I haven’t prayed for Dad’s soul yet. I haven’t even thought about heaven and, if it exists, if he’s up there lying on a couch made of clouds drinking from a solid gold beer cozy shooting the shit with Roberto Clemente. Or if it’s the kind of heaven where he wouldn’t care about beer and baseball and couches anymore and he’d just float around being blissful. I haven’t tried to comfort myself by believing that either one could be true and that someday I’ll see him again when I die.

I haven’t cried yet.

Klint did. He bawled like a baby. I couldn’t watch him. I walked away because I knew if I stayed, I’d start crying, too, but I would have been crying because my brother was crying, not because my dad was dead, and that seemed wrong.

I haven’t let myself really think about what happened. I haven’t asked myself all the important questions, like once he missed the curve and lost control, did he know he was going to die? When his truck started somersaulting down over the mountain, did he have time to understand what was happening? Was he scared? Was he sad? Did he think about us? Was he worried about what would happen to us? Did his life flash before his eyes like it’s supposed to? Did he see a movie in his mind where he was a little kid getting tucked into bed by Grandma Bev, and then he was a young man marrying Mom, and then he was a proud father watching Klint get his first Little League MVP trophy?

Did it hurt? The state trooper said he died instantly. Died instantly after having his neck broken. What about before he died instantly? What about while his neck was being broken?

What if terror, pain, and loneliness were the last things he felt, and now there will never be a chance for him to feel anything else?

I haven’t asked myself any of those questions yet.

All I can think about are his plans. He had a lot of plans but no goals. He
and Mom used to fight about that, but they used to fight about a lot of things so I never placed more importance on that particular topic than any other. Maybe I should have.

I remember when I started sixth grade three years ago, our new teachers gave us one of those getting-to-know-you forms to take home and fill out. It asked things like: What’s your favorite subject? and Do you have any special concerns about integrating into a larger student population? One of the questions was: What are your goals for middle school?
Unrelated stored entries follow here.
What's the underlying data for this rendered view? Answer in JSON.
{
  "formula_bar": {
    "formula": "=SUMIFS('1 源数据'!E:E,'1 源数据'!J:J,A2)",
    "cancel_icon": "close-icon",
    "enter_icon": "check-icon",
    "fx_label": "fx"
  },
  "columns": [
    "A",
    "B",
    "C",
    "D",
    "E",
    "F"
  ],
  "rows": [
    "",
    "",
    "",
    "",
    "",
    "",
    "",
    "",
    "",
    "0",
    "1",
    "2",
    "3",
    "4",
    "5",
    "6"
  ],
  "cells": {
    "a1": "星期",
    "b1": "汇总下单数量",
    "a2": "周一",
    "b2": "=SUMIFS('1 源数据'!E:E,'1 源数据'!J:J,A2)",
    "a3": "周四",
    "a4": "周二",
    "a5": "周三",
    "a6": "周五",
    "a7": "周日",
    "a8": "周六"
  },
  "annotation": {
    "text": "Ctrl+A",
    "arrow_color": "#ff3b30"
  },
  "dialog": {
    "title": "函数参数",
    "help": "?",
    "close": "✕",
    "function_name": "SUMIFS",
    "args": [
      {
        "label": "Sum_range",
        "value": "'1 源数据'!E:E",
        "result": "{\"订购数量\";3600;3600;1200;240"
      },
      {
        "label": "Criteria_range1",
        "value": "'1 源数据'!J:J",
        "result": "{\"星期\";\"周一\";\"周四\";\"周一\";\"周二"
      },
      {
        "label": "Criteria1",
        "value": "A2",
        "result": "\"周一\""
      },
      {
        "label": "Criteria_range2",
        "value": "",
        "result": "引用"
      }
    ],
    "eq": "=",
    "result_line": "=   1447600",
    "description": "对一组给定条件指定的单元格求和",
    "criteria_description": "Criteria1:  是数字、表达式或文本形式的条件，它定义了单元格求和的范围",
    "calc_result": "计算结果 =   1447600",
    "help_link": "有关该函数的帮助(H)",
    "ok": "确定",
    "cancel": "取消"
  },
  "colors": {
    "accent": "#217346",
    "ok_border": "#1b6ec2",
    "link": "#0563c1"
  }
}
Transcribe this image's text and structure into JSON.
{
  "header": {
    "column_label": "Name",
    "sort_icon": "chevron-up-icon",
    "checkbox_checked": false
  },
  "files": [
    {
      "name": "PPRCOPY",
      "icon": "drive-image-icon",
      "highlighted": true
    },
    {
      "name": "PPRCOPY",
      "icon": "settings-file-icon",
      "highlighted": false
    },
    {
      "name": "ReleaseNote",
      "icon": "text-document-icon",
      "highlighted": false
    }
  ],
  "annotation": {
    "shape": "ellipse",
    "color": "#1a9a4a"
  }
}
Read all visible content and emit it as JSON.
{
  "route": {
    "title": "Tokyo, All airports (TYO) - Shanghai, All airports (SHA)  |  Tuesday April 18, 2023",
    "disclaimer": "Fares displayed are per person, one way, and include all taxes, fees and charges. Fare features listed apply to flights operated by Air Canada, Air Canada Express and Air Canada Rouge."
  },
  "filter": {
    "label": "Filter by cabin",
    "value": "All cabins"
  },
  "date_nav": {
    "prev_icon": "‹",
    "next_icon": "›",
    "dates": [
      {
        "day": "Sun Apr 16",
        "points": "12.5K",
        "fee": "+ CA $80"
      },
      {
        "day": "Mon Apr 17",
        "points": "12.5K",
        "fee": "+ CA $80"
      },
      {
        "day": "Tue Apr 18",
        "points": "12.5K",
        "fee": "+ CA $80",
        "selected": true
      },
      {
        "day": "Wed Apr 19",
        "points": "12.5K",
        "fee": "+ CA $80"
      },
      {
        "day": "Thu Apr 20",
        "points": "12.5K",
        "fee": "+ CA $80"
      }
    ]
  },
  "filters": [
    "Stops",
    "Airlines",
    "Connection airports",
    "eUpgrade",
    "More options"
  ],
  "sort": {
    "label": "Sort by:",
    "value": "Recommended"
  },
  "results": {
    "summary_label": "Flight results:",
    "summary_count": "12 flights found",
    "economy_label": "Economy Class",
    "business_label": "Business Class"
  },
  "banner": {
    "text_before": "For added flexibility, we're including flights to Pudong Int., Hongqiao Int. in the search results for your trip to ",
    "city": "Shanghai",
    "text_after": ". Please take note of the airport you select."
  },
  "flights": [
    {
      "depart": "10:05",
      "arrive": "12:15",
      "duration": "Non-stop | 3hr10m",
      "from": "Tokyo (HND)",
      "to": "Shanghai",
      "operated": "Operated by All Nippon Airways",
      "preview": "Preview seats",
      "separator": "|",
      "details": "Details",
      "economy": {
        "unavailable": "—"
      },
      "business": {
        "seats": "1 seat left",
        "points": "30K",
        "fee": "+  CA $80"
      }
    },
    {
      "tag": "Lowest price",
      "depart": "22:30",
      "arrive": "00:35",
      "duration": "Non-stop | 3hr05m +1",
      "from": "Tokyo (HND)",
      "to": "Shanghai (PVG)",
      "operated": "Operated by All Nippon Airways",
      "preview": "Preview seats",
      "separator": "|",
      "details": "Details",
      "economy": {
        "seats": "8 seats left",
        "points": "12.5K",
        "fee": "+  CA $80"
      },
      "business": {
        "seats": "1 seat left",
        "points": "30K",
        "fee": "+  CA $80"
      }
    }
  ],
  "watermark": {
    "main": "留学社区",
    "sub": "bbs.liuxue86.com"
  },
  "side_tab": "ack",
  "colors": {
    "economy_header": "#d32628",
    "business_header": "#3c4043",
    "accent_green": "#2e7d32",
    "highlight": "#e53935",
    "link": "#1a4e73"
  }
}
I was reading that question out loud to Mom while I was sitting at the kitchen table and she was trying to tear open a bag of frozen french fries without breaking a nail and without letting the ash from the end of her cigarette fall onto the counter—a feat I always regarded as a skill—when Dad and Klint came through the back door. Dad was all smiles, which meant Klint had a good night in the cage.
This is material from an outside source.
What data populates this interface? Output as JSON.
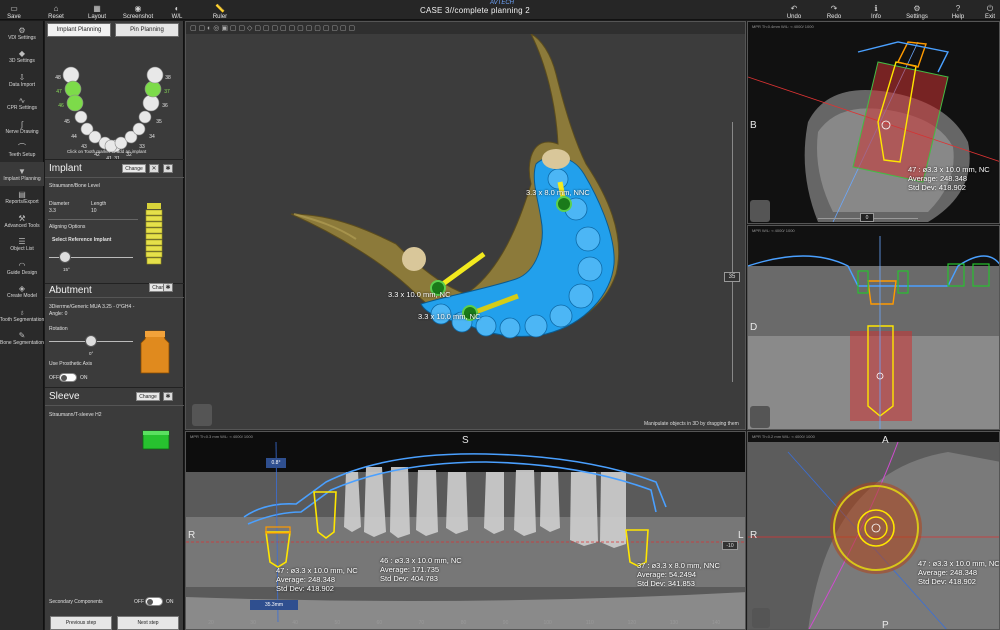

Dad had heard the question and he grinned at me and rubbed his knuckles on the top of my head as he passed by on his way to the fridge for a beer and said, “Goals are what you score in hockey.”

Mom had resorted to trying to tear the bag open with her teeth. I saw her give him a nasty look over the top of the bright red Ore-Ida bag before she took it out of her mouth long enough to tell him that just because he was a loser without any goals didn’t mean he should try and make his kids losers, too.

He slammed the refrigerator door hard enough to make the dishes in the cupboards rattle. Mom made a motion like she was going to throw the bag of frozen fries at him, but she thought better of it and put it back between her lips and he walked back outside.

I didn’t think anything of it at the time. My parents were always loud and violent with each other, even when they weren’t fighting.

Sometimes they were loudly and violently in love and Dad would chase Mom around the house roaring about what a lucky man he was, and he would catch her and she would squeal and shriek as he smacked her butt or planted loud sloppy kisses on her neck, and Klint and I would watch gratefully as they went out to the bars to continue celebrating Dad’s good fortune before returning home a few hours before dawn and waking us up with thuds as they stumbled through the house on the way to their bedroom. The rest of the time they were loudly and violently not in love with each other: Mom throwing things and screaming at Dad that he was a loser who couldn’t get it up, and
Dad kicking furniture and telling her she was a lazy slut whose tits were starting to sag.